Utility of thromboelastography with platelet mapping for monitoring platelet transfusion in qualitative platelet disorders
Robert H. Lee 1)2), Tanvi Rudran 1), Wolfgang Bergmeier 1)2)
1 – Department of Biochemistry and Biophysics, University of North Carolina, Chapel Hill, North Carolina, USA
2 – Blood Research Center, University of North Carolina, Chapel Hill, North Carolina, USA
Abstract
Background
Patients with pathogenic variants in RASGRP2 (inherited platelet disorder (IPD)-18) exhibit normal platelet counts but impaired platelet aggregation and αIIbβ3 activation. Moderate-to-severe bleeding episodes require patients to be transfused with platelets and/or pro-hemostatic agents. We recently demonstrated that hemostatic efficacy of transfused platelets is limited by dysfunctional endogenous platelets in a mouse model of IPD-18 (Rasgrp2−/− mice), as dysfunctional platelets were recruited to the forming hemostatic plug but did not participate in clot contraction. Thus, higher amounts of transfused platelets were required to outcompete these dysfunctional cells and to reverse bleeding.
Objective
We here studied the usefulness of thromboelastography with platelet mapping (TEG-PM) for ex vivo monitoring of the hemostatic potential in Rasgrp2−/− mice transfused with various amounts of wild-type (WT) platelets.
Methods
Whole blood (WB) samples from WT and Rasgrp2−/− mice were tested in TEG-PM and parameters for clot formation and contraction (K time, α-angle, maximum amplitude [MA]) were measured.
Results
Rasgrp2−/− WB samples did not contract in TEG-PM, consistent with a critical role of this protein in αIIbβ3 activation.
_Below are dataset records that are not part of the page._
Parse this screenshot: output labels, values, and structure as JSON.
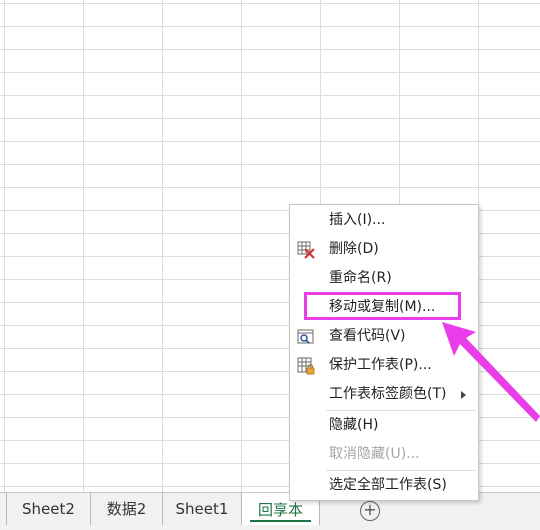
{
  "sheet_tabs": [
    {
      "label": "Sheet2",
      "active": false
    },
    {
      "label": "数据2",
      "active": false
    },
    {
      "label": "Sheet1",
      "active": false
    },
    {
      "label": "回享本",
      "active": true
    }
  ],
  "add_sheet_symbol": "+",
  "context_menu": {
    "items": [
      {
        "label": "插入(I)...",
        "icon": "none",
        "enabled": true
      },
      {
        "label": "删除(D)",
        "icon": "delete-sheet-icon",
        "enabled": true
      },
      {
        "label": "重命名(R)",
        "icon": "none",
        "enabled": true
      },
      {
        "label": "移动或复制(M)...",
        "icon": "none",
        "enabled": true,
        "highlighted": true
      },
      {
        "label": "查看代码(V)",
        "icon": "view-code-icon",
        "enabled": true
      },
      {
        "label": "保护工作表(P)...",
        "icon": "protect-sheet-icon",
        "enabled": true
      },
      {
        "label": "工作表标签颜色(T)",
        "icon": "none",
        "enabled": true,
        "submenu": true
      },
      {
        "label": "隐藏(H)",
        "icon": "none",
        "enabled": true
      },
      {
        "label": "取消隐藏(U)...",
        "icon": "none",
        "enabled": false
      },
      {
        "label": "选定全部工作表(S)",
        "icon": "none",
        "enabled": true
      }
    ]
  },
  "colors": {
    "annotation": "#e83de8",
    "active_tab_text": "#217346",
    "delete_x": "#d13438"
  }
}
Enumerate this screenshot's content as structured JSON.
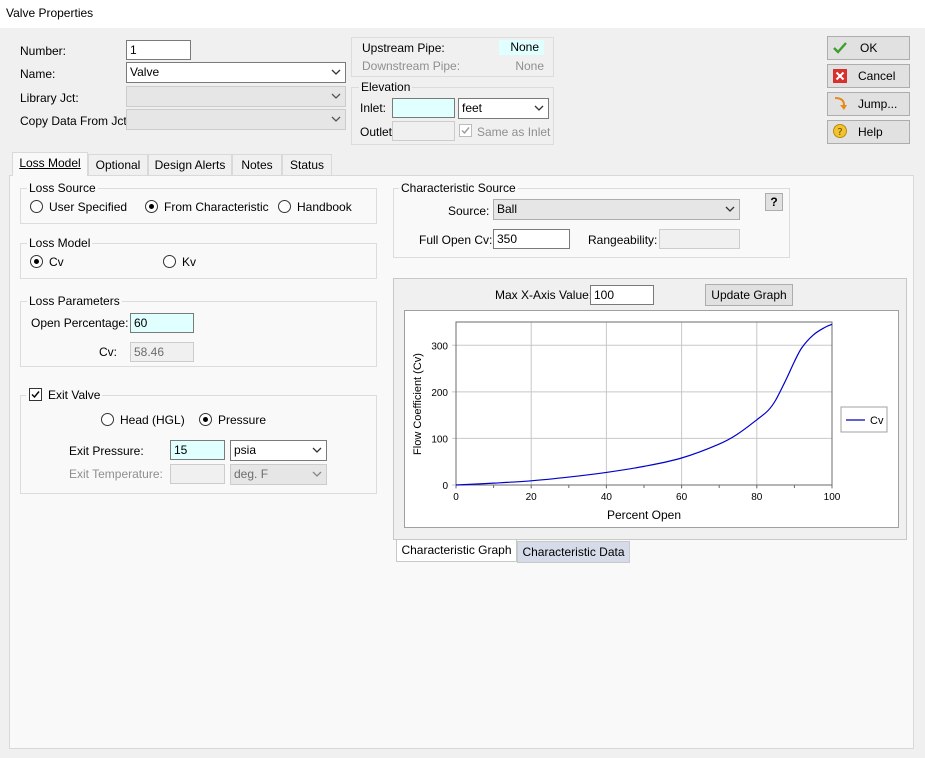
{
  "window": {
    "title": "Valve Properties"
  },
  "general": {
    "number_label": "Number:",
    "number_value": "1",
    "name_label": "Name:",
    "name_value": "Valve",
    "library_label": "Library Jct:",
    "library_value": "",
    "copy_label": "Copy Data From Jct...",
    "copy_value": ""
  },
  "pipes": {
    "upstream_label": "Upstream Pipe:",
    "upstream_value": "None",
    "downstream_label": "Downstream Pipe:",
    "downstream_value": "None"
  },
  "elevation": {
    "title": "Elevation",
    "inlet_label": "Inlet:",
    "inlet_value": "",
    "inlet_unit": "feet",
    "outlet_label": "Outlet:",
    "outlet_value": "",
    "same_as_inlet_label": "Same as Inlet",
    "same_as_inlet_checked": true
  },
  "buttons": {
    "ok": "OK",
    "cancel": "Cancel",
    "jump": "Jump...",
    "help": "Help"
  },
  "tabs": [
    {
      "label": "Loss Model",
      "active": true
    },
    {
      "label": "Optional"
    },
    {
      "label": "Design Alerts"
    },
    {
      "label": "Notes"
    },
    {
      "label": "Status"
    }
  ],
  "loss_source": {
    "title": "Loss Source",
    "options": [
      "User Specified",
      "From Characteristic",
      "Handbook"
    ],
    "selected": "From Characteristic"
  },
  "loss_model": {
    "title": "Loss Model",
    "options": [
      "Cv",
      "Kv"
    ],
    "selected": "Cv"
  },
  "loss_parameters": {
    "title": "Loss Parameters",
    "open_pct_label": "Open Percentage:",
    "open_pct_value": "60",
    "cv_label": "Cv:",
    "cv_value": "58.46"
  },
  "exit_valve": {
    "label": "Exit Valve",
    "checked": true,
    "options": [
      "Head (HGL)",
      "Pressure"
    ],
    "selected": "Pressure",
    "exit_pressure_label": "Exit Pressure:",
    "exit_pressure_value": "15",
    "exit_pressure_unit": "psia",
    "exit_temp_label": "Exit Temperature:",
    "exit_temp_value": "",
    "exit_temp_unit": "deg. F"
  },
  "characteristic_source": {
    "title": "Characteristic Source",
    "help_label": "?",
    "source_label": "Source:",
    "source_value": "Ball",
    "full_open_cv_label": "Full Open Cv:",
    "full_open_cv_value": "350",
    "rangeability_label": "Rangeability:",
    "rangeability_value": ""
  },
  "graph": {
    "max_x_label": "Max X-Axis Value:",
    "max_x_value": "100",
    "update_button": "Update Graph",
    "xlabel": "Percent Open",
    "ylabel": "Flow Coefficient (Cv)",
    "legend": "Cv",
    "x_ticks": [
      "0",
      "20",
      "40",
      "60",
      "80",
      "100"
    ],
    "y_ticks": [
      "0",
      "100",
      "200",
      "300"
    ]
  },
  "bottom_tabs": [
    {
      "label": "Characteristic Graph",
      "active": true
    },
    {
      "label": "Characteristic Data"
    }
  ],
  "chart_data": {
    "type": "line",
    "title": "",
    "xlabel": "Percent Open",
    "ylabel": "Flow Coefficient (Cv)",
    "xlim": [
      0,
      100
    ],
    "ylim": [
      0,
      350
    ],
    "grid": true,
    "legend": "right",
    "series": [
      {
        "name": "Cv",
        "color": "#0000cc",
        "x": [
          0,
          10,
          20,
          30,
          40,
          50,
          60,
          70,
          75,
          80,
          83,
          85,
          88,
          90,
          92,
          95,
          98,
          100
        ],
        "y": [
          0,
          4,
          9,
          17,
          27,
          40,
          58,
          88,
          110,
          140,
          160,
          182,
          230,
          265,
          295,
          322,
          338,
          345
        ]
      }
    ]
  },
  "colors": {
    "cyan_field": "#e0ffff",
    "line": "#0000cc"
  }
}
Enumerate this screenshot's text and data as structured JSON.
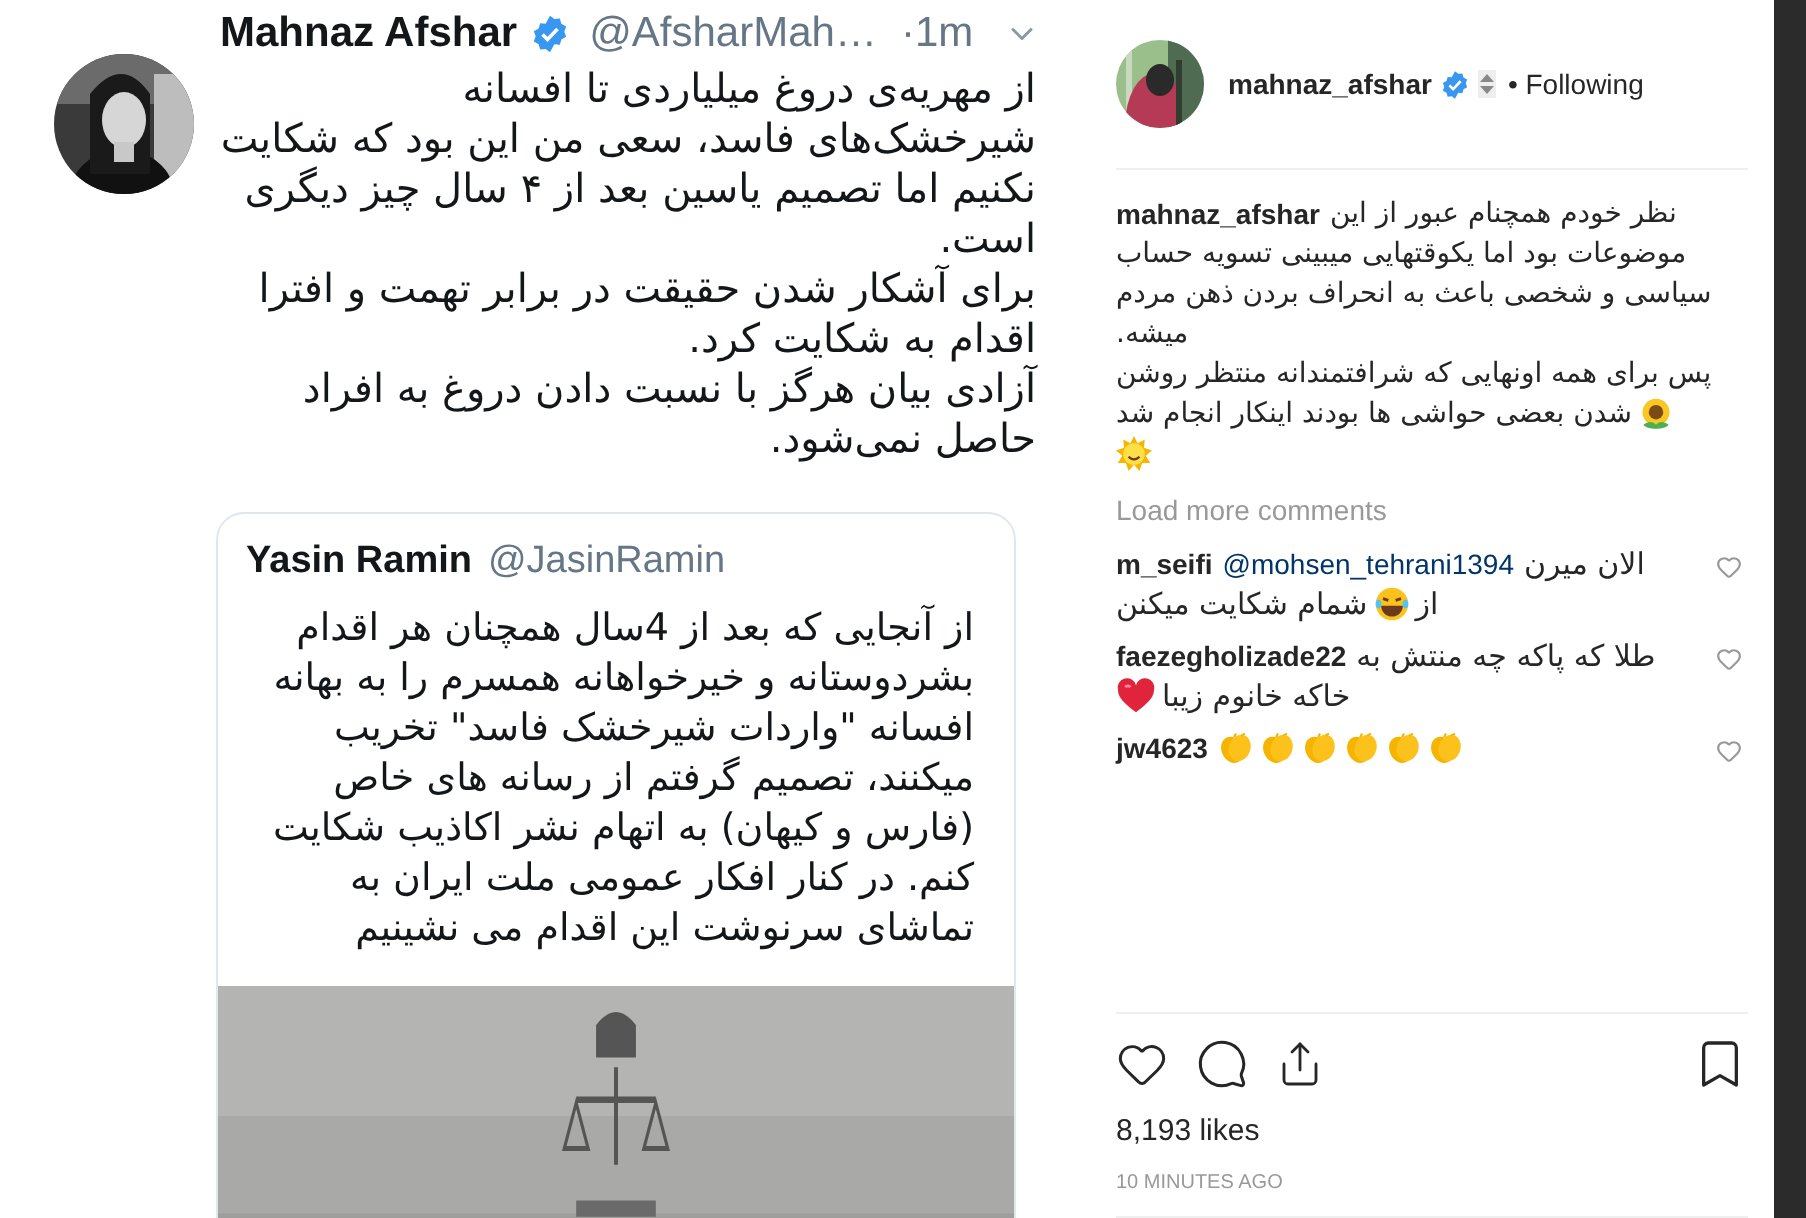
{
  "tweet": {
    "name": "Mahnaz Afshar",
    "verified": true,
    "handle": "@AfsharMah…",
    "time": "·1m",
    "lines": [
      "از مهریه‌ی دروغ میلیاردی تا افسانه",
      "شیرخشک‌های فاسد، سعی من این بود که شکایت",
      "نکنیم اما تصمیم یاسین بعد از ۴ سال چیز دیگری",
      "است.",
      "برای آشکار شدن حقیقت در برابر تهمت و افترا",
      "اقدام به شکایت کرد.",
      "آزادی بیان هرگز با نسبت دادن دروغ به افراد",
      "حاصل نمی‌شود."
    ],
    "quote": {
      "name": "Yasin Ramin",
      "handle": "@JasinRamin",
      "lines": [
        "از آنجایی که بعد از 4سال همچنان هر اقدام",
        "بشردوستانه و خیرخواهانه همسرم را به بهانه",
        "افسانه \"واردات شیرخشک فاسد\" تخریب",
        "میکنند، تصمیم گرفتم از رسانه های خاص",
        "(فارس و کیهان) به اتهام نشر اکاذیب شکایت",
        "کنم. در کنار افکار عمومی ملت ایران به",
        "تماشای سرنوشت این اقدام می نشینیم"
      ],
      "media": {
        "kind": "picture"
      }
    }
  },
  "post": {
    "user": "mahnaz_afshar",
    "verified": true,
    "follow_status": "• Following",
    "caption": {
      "user": "mahnaz_afshar",
      "lines": [
        {
          "parts": [
            {
              "kind": "text",
              "text": "نظر خودم همچنام عبور از این"
            }
          ]
        },
        {
          "parts": [
            {
              "kind": "text",
              "text": "موضوعات بود اما یکوقتهایی میبینی تسویه حساب"
            }
          ]
        },
        {
          "parts": [
            {
              "kind": "text",
              "text": "سیاسی و شخصی باعث به انحراف بردن ذهن مردم"
            }
          ]
        },
        {
          "parts": [
            {
              "kind": "text",
              "text": "میشه."
            }
          ]
        },
        {
          "parts": [
            {
              "kind": "text",
              "text": "پس برای همه اونهایی که شرافتمندانه منتظر روشن"
            }
          ]
        },
        {
          "parts": [
            {
              "kind": "sunflower"
            },
            {
              "kind": "text",
              "text": "شدن بعضی حواشی ها بودند اینکار انجام شد"
            }
          ]
        },
        {
          "parts": [
            {
              "kind": "sun"
            }
          ]
        }
      ]
    },
    "load_more": "Load more comments",
    "comments": [
      {
        "user": "m_seifi",
        "mention": "@mohsen_tehrani1394",
        "liked": false,
        "lines": [
          {
            "parts": [
              {
                "kind": "text",
                "text": "الان میرن"
              }
            ]
          },
          {
            "parts": [
              {
                "kind": "text",
                "text": "از"
              },
              {
                "kind": "laugh"
              },
              {
                "kind": "text",
                "text": "شمام شکایت میکنن"
              }
            ]
          }
        ]
      },
      {
        "user": "faezegholizade22",
        "liked": false,
        "lines": [
          {
            "parts": [
              {
                "kind": "text",
                "text": "طلا که پاکه چه منتش به"
              }
            ]
          },
          {
            "parts": [
              {
                "kind": "text",
                "text": "خاکه خانوم زیبا"
              },
              {
                "kind": "heart"
              }
            ]
          }
        ]
      },
      {
        "user": "jw4623",
        "liked": false,
        "lines": [
          {
            "parts": [
              {
                "kind": "clap"
              },
              {
                "kind": "clap"
              },
              {
                "kind": "clap"
              },
              {
                "kind": "clap"
              },
              {
                "kind": "clap"
              },
              {
                "kind": "clap"
              }
            ]
          }
        ]
      }
    ],
    "liked": false,
    "saved": false,
    "likes": "8,193 likes",
    "time": "10 MINUTES AGO"
  }
}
Addition of WT platelets improved TEG parameters in a ratio-dependent manner, consistent with our recent in vivo studies showing impaired hemostasis at a 5:1, but not at a 2:1 ratio of mutant to WT platelets. K and α values were identified as better predictors of transfusion efficacy than MA, the most platelet-dependent TEG parameter.
Conclusion
This proof-of-concept study supports the use of TEG-PM to monitor platelet transfusion ratios and hemostatic potential in IPD-18 and potentially other platelet disorders.
Introduction
Platelet transfusion therapy is instrumental in preventing major hemorrhage in patients with hypoproliferative thrombocytopenia [1]. One transfusion unit can increase the circulating platelet count by more than 30 000/μL, easily maintaining patients above a critical threshold of 10 000/μL [2]. In these patients, platelet recovery in circulation after transfusion is often monitored by methods that approximate the increase in platelet count, such as corrective count increment and percent platelet recovery [3]. However, these methods have limited accuracy in patients with higher pretransfusion platelet counts, such as patients with platelet function disorders, and they do not determine the origin of the platelets measured (ie, endogenous vs transfused).
Platelet function disorders include acquired disorders such as from antiplatelet therapy or inherited disorders such as Glanzmann thrombasthenia (GT) or inherited platelet disorder (IPD)-18. IPD-18 is caused by pathogenic variants of RASGRP2, the gene encoding for calcium- and diacylglycerol-regulated guanine nucleotide exchange factor I (CalDAG-GEFI), a protein that is highly expressed in platelets and plays a critical role in inside-out activation of integrin αIIbβ3 [4]. IPD-18 patients can suffer from severe spontaneous and surgical bleeding requiring prohemostatic therapies such as recombinant activated factor (F)VII, antifibrinolytics, and platelet transfusion [5,6]. Interestingly, several groups have reported an inability of platelet transfusions to control bleeding [[6], [7], [8]], potentially due to the low transfused to endogenous platelet ratio, as has been suggested in GT patients [9,10]. We recently performed mechanistic studies in Rasgrp2−/− mice, which demonstrated that endogenous, dysfunctional platelets in these mice impair the hemostatic activity of transfused, healthy platelets by 2 mechanisms: 1) competition for primary adhesion sites and 2) impaired clot contraction. As a result, a 2:1 ratio of dysfunctional to healthy platelets was required for hemostatic success [11]. In that study, platelet ratios were monitored by flow cytometry, a technique that can readily identify platelets lacking surface glycoproteins (GPs) but requires more extensive protocols for disorders of intracellular proteins such as CalDAG-GEFI [12]. We here investigated whether thromboelastography (TEG) with platelet mapping (TEG-PM), a method that evaluates platelet function in the context of clot contraction, can be used to monitor platelet ratios and hemostatic potential in Rasgrp2−/− mice following platelet transfusion.